In längeren Verhandlungen ist es gelungen, mit Facebook eine Vereinbarung zu
erzielen, die in Zukunft das Freunde-Suchen Verfahren in vielen Punkten
datenschutzkonform umgestaltet. Danach erhält der Nutzer künftig eine
transparente Kontrolle über die von ihm importierten Adressen.
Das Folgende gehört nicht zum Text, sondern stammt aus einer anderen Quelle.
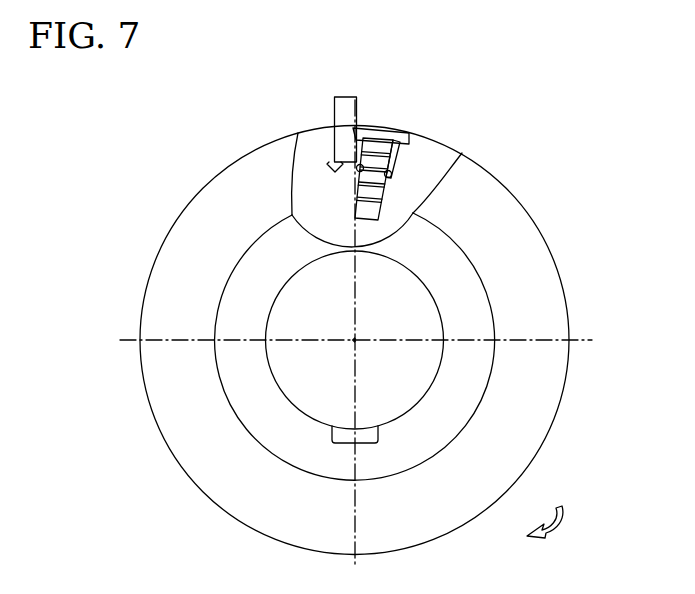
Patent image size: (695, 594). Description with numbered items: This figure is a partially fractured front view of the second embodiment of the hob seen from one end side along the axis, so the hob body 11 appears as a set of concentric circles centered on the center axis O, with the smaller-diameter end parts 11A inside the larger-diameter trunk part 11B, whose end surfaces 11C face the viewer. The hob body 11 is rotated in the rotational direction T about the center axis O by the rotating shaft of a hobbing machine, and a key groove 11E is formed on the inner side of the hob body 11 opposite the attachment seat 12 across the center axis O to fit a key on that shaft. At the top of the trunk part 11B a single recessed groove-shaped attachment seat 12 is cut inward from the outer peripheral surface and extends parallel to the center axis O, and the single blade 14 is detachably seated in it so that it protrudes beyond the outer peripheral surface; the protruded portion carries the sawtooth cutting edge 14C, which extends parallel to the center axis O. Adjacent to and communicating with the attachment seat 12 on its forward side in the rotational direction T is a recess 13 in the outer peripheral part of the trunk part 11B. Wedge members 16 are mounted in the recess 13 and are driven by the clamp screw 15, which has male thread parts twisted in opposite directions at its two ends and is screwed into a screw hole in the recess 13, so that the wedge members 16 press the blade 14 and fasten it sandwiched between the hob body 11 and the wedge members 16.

The hob body 11 is at (203, 135).
The end parts 11A is at (477, 315).
The trunk part 11B is at (572, 362).
The end surfaces 11C is at (527, 232).
The key groove 11E is at (345, 433).
The attachment seat 12 is at (329, 147).
The recess 13 is at (404, 166).
The blade 14 is at (335, 92).
The cutting edge 14C is at (357, 125).
The clamp screw 15 is at (390, 147).
The wedge members 16 is at (380, 143).
The center axis O is at (357, 345).
The rotational direction T is at (545, 531).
Insbesondere
wird er von Facebook auf seine besondere Verantwortung beim Importieren der
Adressen und bei der Versendung der Einladungen hingewiesen.
Künftig erhalten die Nutzer zur eigenständigen Verwaltung der importieren Adressen ein
Adressbuch, das den Nutzern die Speicherung und Löschung sowie die
eigenständige Verwaltung der E-Mail-Kontakte für den Zweck der individuellen
Einladungen ermöglicht.
Zentraler Bestandteil der Vereinbarung ist der Schutz der Daten Dritter, also
von Personen, die nicht Mitglied des Netzwerks sind. Hier gilt künftig, dass
Facebook die E-Mail-Adressen nur für Zwecke der Freundsuche verwenden
darf. Weitere eigene Zwecke für Facebook bleiben ebenso ausgeschlossen wie
die Verwendung der Adressen zu anderen Zwecken der Nutzer.